Hello Community!
This will be a non-Veeam post today, but I thought it would be worthwhile to share about a vSphere network issue I encountered recently, and the steps I took to resolve it, in case any of you experience a similar occurrence.
PROBLEM
I had 1 ESXi Host in a Cluster which, when VMs in a certain subnet were connected to a segregated vSS and PG, there would be no network connectivity. No pings. No network connection of any kind. I use vSS and not vDS, so one might think there could be a configuration issue, rightfully so. But, I use PowerCLI to configure my Hosts, and all of them were configured using this same PCLI script, so the chances of that being the case was virtually zero. And, the other Hosts in this Cluster, when VMs were connected to the same subnet (vSS & PG), connectivity was fine. The following are some troubleshooting steps I took to try and narrow the cause down:
- Viewed first to see if the vmnic Teaming Policy in the vSS was set to ‘active’. Believe it or not, I have had it happen where my vmnic wasn’t in the active state even after being configured with my script (which does set vmnics active when assigning them to vSS PGs).
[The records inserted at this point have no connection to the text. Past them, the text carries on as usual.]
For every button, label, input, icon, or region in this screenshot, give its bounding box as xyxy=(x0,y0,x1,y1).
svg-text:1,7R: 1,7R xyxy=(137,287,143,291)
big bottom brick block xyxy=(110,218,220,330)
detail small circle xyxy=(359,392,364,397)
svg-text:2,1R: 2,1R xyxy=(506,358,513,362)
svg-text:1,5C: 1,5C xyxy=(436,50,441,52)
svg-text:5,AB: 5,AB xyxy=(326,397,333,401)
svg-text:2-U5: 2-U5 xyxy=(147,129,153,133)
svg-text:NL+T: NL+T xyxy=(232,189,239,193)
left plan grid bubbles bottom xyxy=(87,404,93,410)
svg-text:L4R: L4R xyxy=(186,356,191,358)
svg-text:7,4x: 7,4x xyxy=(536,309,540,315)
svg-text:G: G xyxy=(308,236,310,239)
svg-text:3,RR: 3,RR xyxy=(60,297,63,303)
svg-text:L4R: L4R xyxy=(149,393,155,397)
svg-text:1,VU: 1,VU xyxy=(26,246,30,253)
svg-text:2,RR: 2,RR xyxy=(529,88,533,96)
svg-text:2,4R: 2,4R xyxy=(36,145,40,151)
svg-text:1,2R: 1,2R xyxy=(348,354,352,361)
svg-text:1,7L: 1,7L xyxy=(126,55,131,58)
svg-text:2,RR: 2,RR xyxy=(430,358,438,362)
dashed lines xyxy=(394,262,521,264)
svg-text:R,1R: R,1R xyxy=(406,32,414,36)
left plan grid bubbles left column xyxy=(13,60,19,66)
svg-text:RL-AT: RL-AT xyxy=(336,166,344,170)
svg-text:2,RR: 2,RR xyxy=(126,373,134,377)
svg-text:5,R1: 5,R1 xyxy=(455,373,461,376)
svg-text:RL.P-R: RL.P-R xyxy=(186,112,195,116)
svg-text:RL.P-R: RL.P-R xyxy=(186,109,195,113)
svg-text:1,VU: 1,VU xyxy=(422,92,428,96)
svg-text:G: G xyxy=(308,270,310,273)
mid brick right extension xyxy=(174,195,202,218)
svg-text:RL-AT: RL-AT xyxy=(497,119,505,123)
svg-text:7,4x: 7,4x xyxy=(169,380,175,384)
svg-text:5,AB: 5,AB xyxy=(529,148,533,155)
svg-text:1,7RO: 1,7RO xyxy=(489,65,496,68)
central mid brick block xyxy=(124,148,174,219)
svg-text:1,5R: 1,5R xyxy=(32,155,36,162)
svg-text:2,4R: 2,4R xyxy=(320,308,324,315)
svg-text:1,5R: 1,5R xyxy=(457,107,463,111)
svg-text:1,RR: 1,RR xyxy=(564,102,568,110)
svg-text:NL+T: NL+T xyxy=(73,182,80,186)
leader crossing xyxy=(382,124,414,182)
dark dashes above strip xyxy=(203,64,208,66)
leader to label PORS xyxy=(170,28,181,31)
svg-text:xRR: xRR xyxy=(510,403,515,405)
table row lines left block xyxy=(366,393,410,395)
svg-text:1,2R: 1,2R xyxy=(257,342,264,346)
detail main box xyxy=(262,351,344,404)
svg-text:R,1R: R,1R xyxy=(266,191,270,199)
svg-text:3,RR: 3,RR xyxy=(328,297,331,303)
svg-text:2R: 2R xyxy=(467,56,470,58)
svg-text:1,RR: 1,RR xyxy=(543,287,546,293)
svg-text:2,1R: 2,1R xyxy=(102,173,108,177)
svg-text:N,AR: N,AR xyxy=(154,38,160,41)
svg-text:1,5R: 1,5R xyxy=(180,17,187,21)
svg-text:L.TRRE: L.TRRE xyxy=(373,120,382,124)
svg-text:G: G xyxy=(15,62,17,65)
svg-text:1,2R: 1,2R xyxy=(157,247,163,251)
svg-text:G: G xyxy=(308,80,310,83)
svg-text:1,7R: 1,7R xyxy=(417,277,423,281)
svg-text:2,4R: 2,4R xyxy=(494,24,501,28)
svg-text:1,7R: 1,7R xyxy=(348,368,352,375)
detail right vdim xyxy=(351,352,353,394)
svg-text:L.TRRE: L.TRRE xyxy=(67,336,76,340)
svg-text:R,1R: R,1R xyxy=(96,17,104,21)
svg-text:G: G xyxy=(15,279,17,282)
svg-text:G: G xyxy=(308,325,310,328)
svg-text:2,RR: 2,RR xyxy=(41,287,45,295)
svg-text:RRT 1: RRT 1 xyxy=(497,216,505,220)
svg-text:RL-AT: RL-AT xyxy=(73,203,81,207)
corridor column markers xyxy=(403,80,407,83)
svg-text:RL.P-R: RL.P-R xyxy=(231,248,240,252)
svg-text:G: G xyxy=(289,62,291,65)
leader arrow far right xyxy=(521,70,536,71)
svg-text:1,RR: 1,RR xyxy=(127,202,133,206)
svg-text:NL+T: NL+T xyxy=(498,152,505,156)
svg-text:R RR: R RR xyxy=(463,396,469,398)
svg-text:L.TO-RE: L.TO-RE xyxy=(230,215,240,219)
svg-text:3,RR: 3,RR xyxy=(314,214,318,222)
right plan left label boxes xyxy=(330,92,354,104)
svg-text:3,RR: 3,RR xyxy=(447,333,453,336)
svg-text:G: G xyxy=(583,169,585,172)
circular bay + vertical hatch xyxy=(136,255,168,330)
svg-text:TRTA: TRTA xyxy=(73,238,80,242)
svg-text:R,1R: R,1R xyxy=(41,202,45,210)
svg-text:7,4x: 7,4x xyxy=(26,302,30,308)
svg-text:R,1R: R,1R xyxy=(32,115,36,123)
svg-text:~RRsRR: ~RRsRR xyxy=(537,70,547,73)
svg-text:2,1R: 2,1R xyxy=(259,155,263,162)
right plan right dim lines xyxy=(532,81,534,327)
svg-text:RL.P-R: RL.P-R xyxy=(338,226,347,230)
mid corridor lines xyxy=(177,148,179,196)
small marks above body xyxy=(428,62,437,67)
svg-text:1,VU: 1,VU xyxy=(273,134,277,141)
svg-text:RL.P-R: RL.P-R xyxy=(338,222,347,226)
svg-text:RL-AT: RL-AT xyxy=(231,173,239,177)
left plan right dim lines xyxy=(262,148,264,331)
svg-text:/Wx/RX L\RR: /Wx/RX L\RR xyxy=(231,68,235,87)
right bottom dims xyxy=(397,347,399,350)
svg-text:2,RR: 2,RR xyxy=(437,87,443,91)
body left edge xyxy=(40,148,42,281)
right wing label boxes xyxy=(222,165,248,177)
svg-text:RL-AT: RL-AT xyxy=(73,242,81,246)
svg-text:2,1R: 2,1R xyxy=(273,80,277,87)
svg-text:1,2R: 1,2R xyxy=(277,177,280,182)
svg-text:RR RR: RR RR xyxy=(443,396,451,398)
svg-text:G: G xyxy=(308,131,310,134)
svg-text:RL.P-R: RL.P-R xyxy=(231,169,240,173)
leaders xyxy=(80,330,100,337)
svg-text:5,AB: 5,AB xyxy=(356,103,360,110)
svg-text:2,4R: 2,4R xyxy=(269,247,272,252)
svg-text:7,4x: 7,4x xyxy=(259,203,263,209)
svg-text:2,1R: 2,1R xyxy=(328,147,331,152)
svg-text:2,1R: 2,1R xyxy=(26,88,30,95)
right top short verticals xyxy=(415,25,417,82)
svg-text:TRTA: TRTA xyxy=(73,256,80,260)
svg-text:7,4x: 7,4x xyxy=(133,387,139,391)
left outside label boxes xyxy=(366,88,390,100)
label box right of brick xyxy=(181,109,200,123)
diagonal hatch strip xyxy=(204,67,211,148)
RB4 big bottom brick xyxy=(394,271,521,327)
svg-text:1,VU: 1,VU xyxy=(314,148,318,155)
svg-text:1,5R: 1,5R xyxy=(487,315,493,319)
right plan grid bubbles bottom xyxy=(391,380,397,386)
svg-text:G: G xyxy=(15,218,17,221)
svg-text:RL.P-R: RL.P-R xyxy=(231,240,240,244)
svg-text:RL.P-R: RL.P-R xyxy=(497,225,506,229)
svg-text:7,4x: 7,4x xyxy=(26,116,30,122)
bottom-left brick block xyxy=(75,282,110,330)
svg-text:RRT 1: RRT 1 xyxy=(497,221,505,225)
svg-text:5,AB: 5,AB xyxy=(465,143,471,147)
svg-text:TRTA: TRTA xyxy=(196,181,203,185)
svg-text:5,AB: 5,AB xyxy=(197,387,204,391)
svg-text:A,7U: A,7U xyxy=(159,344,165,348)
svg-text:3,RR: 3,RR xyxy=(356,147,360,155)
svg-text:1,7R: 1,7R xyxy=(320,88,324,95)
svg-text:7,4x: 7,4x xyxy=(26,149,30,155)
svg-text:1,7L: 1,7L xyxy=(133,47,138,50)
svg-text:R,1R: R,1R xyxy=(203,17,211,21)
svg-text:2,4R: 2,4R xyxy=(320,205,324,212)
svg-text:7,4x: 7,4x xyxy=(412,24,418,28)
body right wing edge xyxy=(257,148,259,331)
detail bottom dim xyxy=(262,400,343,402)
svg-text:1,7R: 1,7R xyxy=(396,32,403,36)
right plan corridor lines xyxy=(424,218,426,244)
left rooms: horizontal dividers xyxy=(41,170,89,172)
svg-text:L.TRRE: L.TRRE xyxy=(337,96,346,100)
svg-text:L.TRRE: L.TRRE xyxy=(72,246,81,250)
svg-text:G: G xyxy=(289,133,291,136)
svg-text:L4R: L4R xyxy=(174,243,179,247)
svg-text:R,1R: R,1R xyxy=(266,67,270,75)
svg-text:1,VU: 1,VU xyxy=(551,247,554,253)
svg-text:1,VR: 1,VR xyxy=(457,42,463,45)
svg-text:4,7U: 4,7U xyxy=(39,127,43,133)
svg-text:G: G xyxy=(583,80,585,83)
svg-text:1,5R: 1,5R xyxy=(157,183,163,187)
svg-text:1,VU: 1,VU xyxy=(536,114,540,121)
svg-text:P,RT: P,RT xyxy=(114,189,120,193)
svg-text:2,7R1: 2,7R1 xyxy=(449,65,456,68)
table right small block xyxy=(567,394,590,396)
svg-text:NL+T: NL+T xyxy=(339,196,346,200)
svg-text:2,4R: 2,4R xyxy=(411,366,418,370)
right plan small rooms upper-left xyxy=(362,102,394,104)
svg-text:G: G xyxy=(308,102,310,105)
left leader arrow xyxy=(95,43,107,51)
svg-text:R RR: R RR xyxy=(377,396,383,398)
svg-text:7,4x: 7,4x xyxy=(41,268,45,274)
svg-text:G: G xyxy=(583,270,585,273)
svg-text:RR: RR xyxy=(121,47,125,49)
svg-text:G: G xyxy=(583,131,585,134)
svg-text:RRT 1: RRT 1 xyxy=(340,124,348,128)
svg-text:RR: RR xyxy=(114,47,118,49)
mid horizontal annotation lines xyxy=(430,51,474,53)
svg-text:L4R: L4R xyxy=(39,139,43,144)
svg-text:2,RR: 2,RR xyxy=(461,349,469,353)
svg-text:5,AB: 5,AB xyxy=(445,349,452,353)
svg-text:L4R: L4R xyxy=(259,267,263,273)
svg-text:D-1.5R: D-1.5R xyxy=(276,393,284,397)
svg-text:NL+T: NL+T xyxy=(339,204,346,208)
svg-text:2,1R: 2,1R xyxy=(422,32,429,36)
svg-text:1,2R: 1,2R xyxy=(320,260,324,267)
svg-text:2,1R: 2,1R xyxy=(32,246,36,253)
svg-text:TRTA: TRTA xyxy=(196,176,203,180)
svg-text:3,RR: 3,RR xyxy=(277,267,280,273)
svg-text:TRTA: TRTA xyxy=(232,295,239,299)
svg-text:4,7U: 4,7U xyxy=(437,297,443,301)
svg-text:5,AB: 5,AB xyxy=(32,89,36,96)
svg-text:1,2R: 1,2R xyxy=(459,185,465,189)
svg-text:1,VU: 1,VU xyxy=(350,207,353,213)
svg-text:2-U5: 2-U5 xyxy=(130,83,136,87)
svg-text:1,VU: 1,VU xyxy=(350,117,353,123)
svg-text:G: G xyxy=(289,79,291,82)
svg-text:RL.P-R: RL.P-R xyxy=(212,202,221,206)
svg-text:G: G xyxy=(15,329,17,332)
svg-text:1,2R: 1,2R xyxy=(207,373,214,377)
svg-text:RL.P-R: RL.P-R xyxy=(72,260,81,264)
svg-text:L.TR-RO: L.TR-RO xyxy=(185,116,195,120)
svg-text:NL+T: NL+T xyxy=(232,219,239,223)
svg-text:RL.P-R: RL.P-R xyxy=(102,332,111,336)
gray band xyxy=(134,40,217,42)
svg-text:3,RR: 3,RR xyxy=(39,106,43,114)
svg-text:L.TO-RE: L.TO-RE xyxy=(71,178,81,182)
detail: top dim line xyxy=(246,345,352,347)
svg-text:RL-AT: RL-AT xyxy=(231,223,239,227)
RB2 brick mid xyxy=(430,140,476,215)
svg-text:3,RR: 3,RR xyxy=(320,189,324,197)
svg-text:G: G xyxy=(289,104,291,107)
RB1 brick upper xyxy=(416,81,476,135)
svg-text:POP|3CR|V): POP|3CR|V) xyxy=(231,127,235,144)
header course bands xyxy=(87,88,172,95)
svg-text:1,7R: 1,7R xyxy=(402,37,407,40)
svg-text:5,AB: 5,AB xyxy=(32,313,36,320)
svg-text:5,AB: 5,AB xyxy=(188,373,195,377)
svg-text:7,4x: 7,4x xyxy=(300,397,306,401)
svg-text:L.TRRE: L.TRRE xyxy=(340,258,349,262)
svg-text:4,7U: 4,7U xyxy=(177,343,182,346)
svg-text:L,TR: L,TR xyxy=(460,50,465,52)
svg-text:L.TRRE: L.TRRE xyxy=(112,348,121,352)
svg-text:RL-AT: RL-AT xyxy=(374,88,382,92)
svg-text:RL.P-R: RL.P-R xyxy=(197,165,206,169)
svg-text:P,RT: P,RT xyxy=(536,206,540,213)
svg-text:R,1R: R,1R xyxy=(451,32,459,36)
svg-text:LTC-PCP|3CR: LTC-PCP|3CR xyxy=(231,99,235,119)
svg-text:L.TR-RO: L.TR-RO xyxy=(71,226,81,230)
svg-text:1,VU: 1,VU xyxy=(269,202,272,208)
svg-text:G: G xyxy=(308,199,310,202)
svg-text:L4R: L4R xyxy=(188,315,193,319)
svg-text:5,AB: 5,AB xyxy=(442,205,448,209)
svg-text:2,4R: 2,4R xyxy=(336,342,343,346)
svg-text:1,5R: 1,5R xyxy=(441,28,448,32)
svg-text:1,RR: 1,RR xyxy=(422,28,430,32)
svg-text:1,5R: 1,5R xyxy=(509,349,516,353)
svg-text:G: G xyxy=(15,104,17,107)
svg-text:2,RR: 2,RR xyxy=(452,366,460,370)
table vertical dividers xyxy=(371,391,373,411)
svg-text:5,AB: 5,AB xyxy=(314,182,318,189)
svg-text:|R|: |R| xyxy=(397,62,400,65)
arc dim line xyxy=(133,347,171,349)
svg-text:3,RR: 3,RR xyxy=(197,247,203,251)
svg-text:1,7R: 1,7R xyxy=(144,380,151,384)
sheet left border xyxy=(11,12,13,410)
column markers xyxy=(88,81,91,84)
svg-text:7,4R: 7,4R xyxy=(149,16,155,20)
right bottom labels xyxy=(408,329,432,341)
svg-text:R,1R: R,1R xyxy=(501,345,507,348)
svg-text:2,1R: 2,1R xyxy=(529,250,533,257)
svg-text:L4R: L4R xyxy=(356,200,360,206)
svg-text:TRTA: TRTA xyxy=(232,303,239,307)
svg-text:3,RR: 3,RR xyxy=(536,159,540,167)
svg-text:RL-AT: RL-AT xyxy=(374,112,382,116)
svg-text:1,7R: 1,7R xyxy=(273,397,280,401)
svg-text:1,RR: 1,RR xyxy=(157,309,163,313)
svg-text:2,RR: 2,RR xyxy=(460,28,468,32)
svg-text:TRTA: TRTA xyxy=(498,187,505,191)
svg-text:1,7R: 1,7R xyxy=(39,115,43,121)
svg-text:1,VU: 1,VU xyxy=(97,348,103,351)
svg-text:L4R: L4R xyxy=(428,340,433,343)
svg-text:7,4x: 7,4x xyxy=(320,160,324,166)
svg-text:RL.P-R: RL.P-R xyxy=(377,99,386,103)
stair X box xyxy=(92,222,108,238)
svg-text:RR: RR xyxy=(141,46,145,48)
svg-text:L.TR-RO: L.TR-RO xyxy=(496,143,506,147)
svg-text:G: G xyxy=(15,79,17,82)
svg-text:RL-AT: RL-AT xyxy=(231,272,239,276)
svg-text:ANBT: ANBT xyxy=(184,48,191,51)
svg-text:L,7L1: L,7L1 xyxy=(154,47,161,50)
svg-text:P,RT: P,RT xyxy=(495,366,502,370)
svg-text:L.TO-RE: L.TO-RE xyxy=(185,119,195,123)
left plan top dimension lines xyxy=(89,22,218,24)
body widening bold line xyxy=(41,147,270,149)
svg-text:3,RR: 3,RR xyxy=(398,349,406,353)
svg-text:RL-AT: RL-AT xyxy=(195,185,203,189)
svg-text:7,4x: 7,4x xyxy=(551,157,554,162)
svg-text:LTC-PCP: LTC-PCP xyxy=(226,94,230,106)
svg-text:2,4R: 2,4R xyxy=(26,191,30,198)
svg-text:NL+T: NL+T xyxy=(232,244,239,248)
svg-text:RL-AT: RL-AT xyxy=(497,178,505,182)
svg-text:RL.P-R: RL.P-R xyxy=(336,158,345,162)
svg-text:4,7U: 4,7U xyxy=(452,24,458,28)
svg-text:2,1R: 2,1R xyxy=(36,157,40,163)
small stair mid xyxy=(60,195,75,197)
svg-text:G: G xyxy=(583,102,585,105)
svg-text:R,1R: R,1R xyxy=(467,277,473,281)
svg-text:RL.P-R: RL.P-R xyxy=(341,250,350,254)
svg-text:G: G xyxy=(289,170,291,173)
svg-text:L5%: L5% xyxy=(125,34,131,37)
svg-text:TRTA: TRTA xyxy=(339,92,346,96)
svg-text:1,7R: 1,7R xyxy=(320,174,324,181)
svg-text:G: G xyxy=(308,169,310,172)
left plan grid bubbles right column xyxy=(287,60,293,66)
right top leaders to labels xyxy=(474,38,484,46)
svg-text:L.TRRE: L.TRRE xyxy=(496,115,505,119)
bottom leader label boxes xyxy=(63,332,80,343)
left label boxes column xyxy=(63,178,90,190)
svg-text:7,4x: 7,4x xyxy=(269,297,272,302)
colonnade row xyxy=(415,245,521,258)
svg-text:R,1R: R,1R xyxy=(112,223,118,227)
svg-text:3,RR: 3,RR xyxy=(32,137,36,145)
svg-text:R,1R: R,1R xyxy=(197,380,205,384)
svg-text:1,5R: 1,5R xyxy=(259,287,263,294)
As you can see below, it was all good there:
- I then SSH’d to the Host to check the link state and that was all good > all are ‘up’ and ‘up’:
- Then, things started looking a little “buggy”. Data was being received, but nothing transmitted, when looking at the nic stats:
- Even though the physical switch port is configured with a specific VLAN, but not trunked, thus meaning no VLAN ID is required in the vSS Port Group, I went ahead and configured a VLAN ID anyway; but still no connectivity.
- I disconnected the network cable from the Host and connected it to my laptop, configured an IP on my laptop in the same subnet and was able to connect to the subnet fine, so the issue potentially being cable-related or physical switch port-related was debunked. The problem had to be either the nic port itself, which I thought was very unlikely since 1. this Host is fairly new and w. was the 2nd nic port in a dual-port embedded nic card; or the issue was something going on in software (i.e. vSphere)
- I looked at one last area just to verify if the vmnic in question was actually being seen in vSphere as “used” in the vSS Teaming Policy. As noted in my first troubleshooting bullet item above, you can see the nic is configured for the active state, but when going to the vSS area and just “viewing the vSS settings”, the vmnic showed as ‘unused’. BINGO!
RESOLUTION
Ok, so there is a diconnect here on what is seen by the software and what is actually configured. I attempted to remove the vmnic from the vSS, then re-add it as active, but that did no good. Still showing as ‘unused’. What I ended up having to do to fully resolve this was remove the vmnic, then blow away (delete) the PG and vSS. I then re-created the vSS & PG, added the vmnic back, then voila’!...all good. I now have network connectivity for this subnet on this Host.
Hopefully this helps anyone else who may encounter this issue.
Cheers!